Students report from ‘eye-opening and heart-filling’ dialogue in Greece

Journalism students on a Dialogue of Civilization this summer. Photo courtesy of Mike Beaudet.

This summer, a group of 18 student-journalists at Northeastern became an international press corps, reporting from Greece on the country’s economic disaster, the Syrian refugee crisis, and everything in between.

During the five-week Dialogue of Civilizations program, students were challenged to overcome unique hurdles in order to produce thoroughly-reported, high-quality stories.

“When professors embark on dialogues, they often go to countries that are related to their research focus; a historian might go to a certain city in Italy,” said Carlene Hempel, teaching professor in the School of Journalism, who led the trip. “As journalists, we’re generalists, so I look for a place that has an emerging story for us to cover. We’re chasing the story.”

A country sagging under the weight of its debt, serving as a gateway into the European Union for hundreds of thousands of refugees, and bursting with history and culture—Greece is the story students chased this year.

The students, along with Hempel and professor of the practice Mike Beaudet, set up a newsroom in Thessaloniki, a city that hugs the Aegean Sea in north-central Greece.

From there, students reported on the construction of Athens’ first public mosque—a project that makes Athens the first major European city with an official mosque, Hempel said. They also reported on the devastating effects of tourism and climate change on native sea turtle populations, and on a clause in the country’s bailout package that requires it to lease out its infrastructure, including beaches, airports, and railways.

“There were so many reasons for people to go,” Hempel said of the students, noting that it’s oftentimes the unplanned conversations that lead to the best stories.

“I always tell our students to get on Twitter, get on blogs, talk to bar owners, to bakery owners; that’s the ‘dialogue’ part of ‘Dialogue of Civilizations.’ As in any place, those are the people who know the stories we should be following,” Hempel said.

Students report from a refugee camp in Greece. Photo courtesy of the School of Journalism.

However, it was the country’s refugee crisis—a humanitarian emergency that’s left refugees stranded and the country struggling with how to proceed—that drove most of the reporting.

Though the group had made inroads with one refugee camp before departing the U.S., “a lot of work had to be done on the ground for these stories,” Beaudet said.

For example, one of the first reporting trips the students took was to a refugee camp on the mainland, Beaudet said. There, people were working to get into apartments or to other European countries. While conditions were certainly better than in some of the more triage-style camps on islands like Chios, “they weren’t great there, either,” Beaudet said.
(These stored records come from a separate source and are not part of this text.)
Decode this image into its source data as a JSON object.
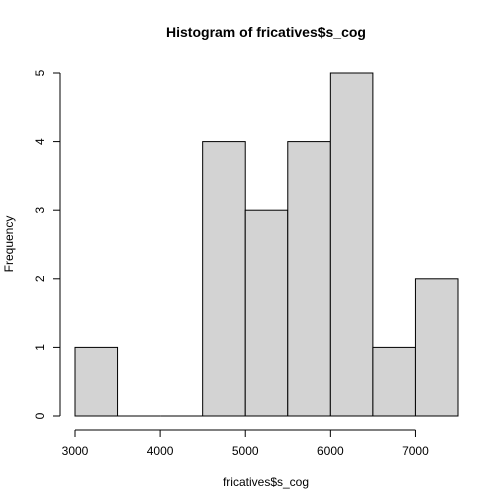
{
  "chart_data": {
    "type": "bar",
    "title": "Histogram of fricatives$s_cog",
    "xlabel": "fricatives$s_cog",
    "ylabel": "Frequency",
    "bins": [
      {
        "start": 3000,
        "end": 3500,
        "count": 1
      },
      {
        "start": 3500,
        "end": 4000,
        "count": 0
      },
      {
        "start": 4000,
        "end": 4500,
        "count": 0
      },
      {
        "start": 4500,
        "end": 5000,
        "count": 4
      },
      {
        "start": 5000,
        "end": 5500,
        "count": 3
      },
      {
        "start": 5500,
        "end": 6000,
        "count": 4
      },
      {
        "start": 6000,
        "end": 6500,
        "count": 5
      },
      {
        "start": 6500,
        "end": 7000,
        "count": 1
      },
      {
        "start": 7000,
        "end": 7500,
        "count": 2
      }
    ],
    "xlim": [
      3000,
      7500
    ],
    "ylim": [
      0,
      5
    ],
    "xticks": [
      3000,
      4000,
      5000,
      6000,
      7000
    ],
    "yticks": [
      0,
      1,
      2,
      3,
      4,
      5
    ],
    "grid": false,
    "bar_color": "#d3d3d3",
    "edge_color": "#000000"
  }
}
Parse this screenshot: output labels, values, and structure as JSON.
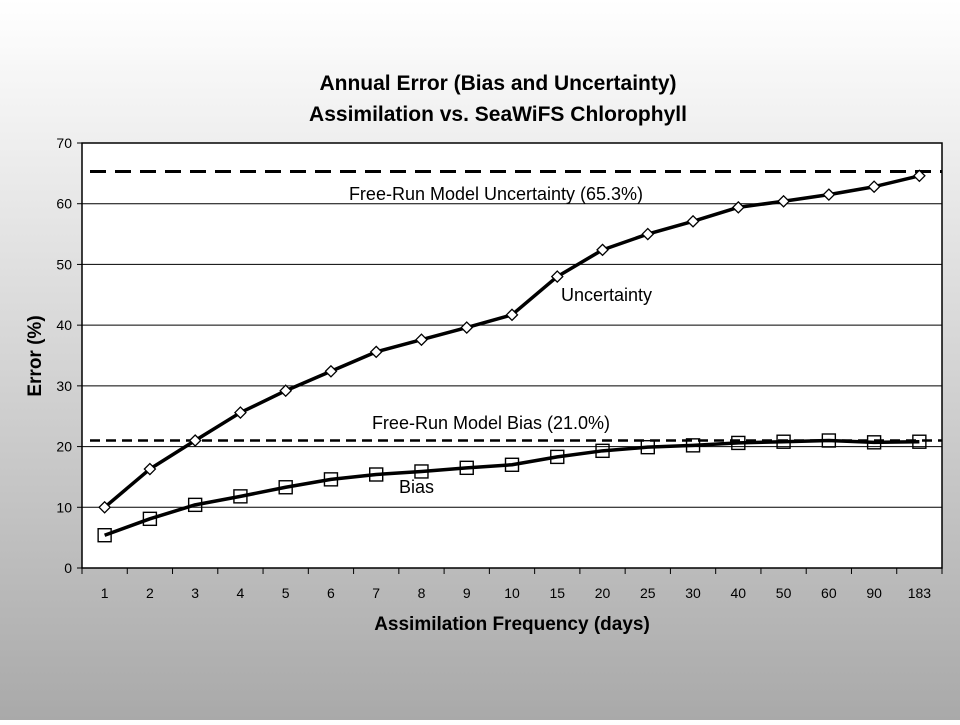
{
  "chart_data": {
    "type": "line",
    "title": [
      "Annual Error (Bias and Uncertainty)",
      "Assimilation vs. SeaWiFS Chlorophyll"
    ],
    "xlabel": "Assimilation Frequency (days)",
    "ylabel": "Error (%)",
    "categories": [
      "1",
      "2",
      "3",
      "4",
      "5",
      "6",
      "7",
      "8",
      "9",
      "10",
      "15",
      "20",
      "25",
      "30",
      "40",
      "50",
      "60",
      "90",
      "183"
    ],
    "ylim": [
      0,
      70
    ],
    "yticks": [
      "0",
      "10",
      "20",
      "30",
      "40",
      "50",
      "60",
      "70"
    ],
    "grid": true,
    "series": [
      {
        "name": "Uncertainty",
        "marker": "diamond",
        "color": "#000000",
        "values": [
          10,
          16.3,
          21,
          25.6,
          29.2,
          32.4,
          35.6,
          37.6,
          39.6,
          41.7,
          48,
          52.4,
          55,
          57.1,
          59.4,
          60.4,
          61.5,
          62.8,
          64.6
        ]
      },
      {
        "name": "Bias",
        "marker": "square",
        "color": "#000000",
        "values": [
          5.4,
          8.1,
          10.4,
          11.8,
          13.3,
          14.6,
          15.4,
          15.9,
          16.5,
          17,
          18.3,
          19.3,
          19.9,
          20.2,
          20.6,
          20.8,
          21,
          20.7,
          20.8
        ]
      }
    ],
    "reference_lines": [
      {
        "label": "Free-Run Model Uncertainty (65.3%)",
        "value": 65.3,
        "style": "dashed"
      },
      {
        "label": "Free-Run Model Bias (21.0%)",
        "value": 21.0,
        "style": "dashed"
      }
    ],
    "annotations": [
      "Uncertainty",
      "Bias"
    ]
  }
}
Olivia Arnold, AMD’18, was one of the students who reported from Chios—an experience that was rewarding, if personally challenging.

“Reporting from a refugee camp in Chios was more difficult than I could have ever imagined,” she said. “I am no stranger to reporting on tragedies, but the situation at the camp in Chios was so dire and bleak. There is immense suffering because countries have shut their doors to desperate people fleeing their war-torn homes and trying to protect their families. I witnessed the very real, human consequences of xenophobic policies enacted by the international community, and it was not easy.”

Photo courtesy of the School of Journalism

Still, she and Paxtyn Merten marveled at the kindness they encountered. “As I was reporting the story about refugees’ living situations, I was truly blown away by the kindness of everyone I met,” said Merten, AMD’20. “Despite having close to nothing, the people my reporting team encountered always offered us something. A family of eight living in a run-down, one-bedroom apartment gave us hot tea and sugar. A mother of four living in a refugee camp offered us juice boxes and plates of fruit. Another mother of four, who lived in a nicer apartment and whose husband died of cancer years prior to the family’s departure from Syria, handed us full plates of cooked rice and chickpeas despite the fact that she and her daughters were beginning to fast for Ramadan.

“The kindness that all of these people had in their hearts was unbelievable,” she said. “Their situations and experiences could have easily turned anyone sour, but here they were, telling us their stories, laughing and smiling and joking with us through translators and hand motions and limited English. It was an eye-opening and heart-filling experience.”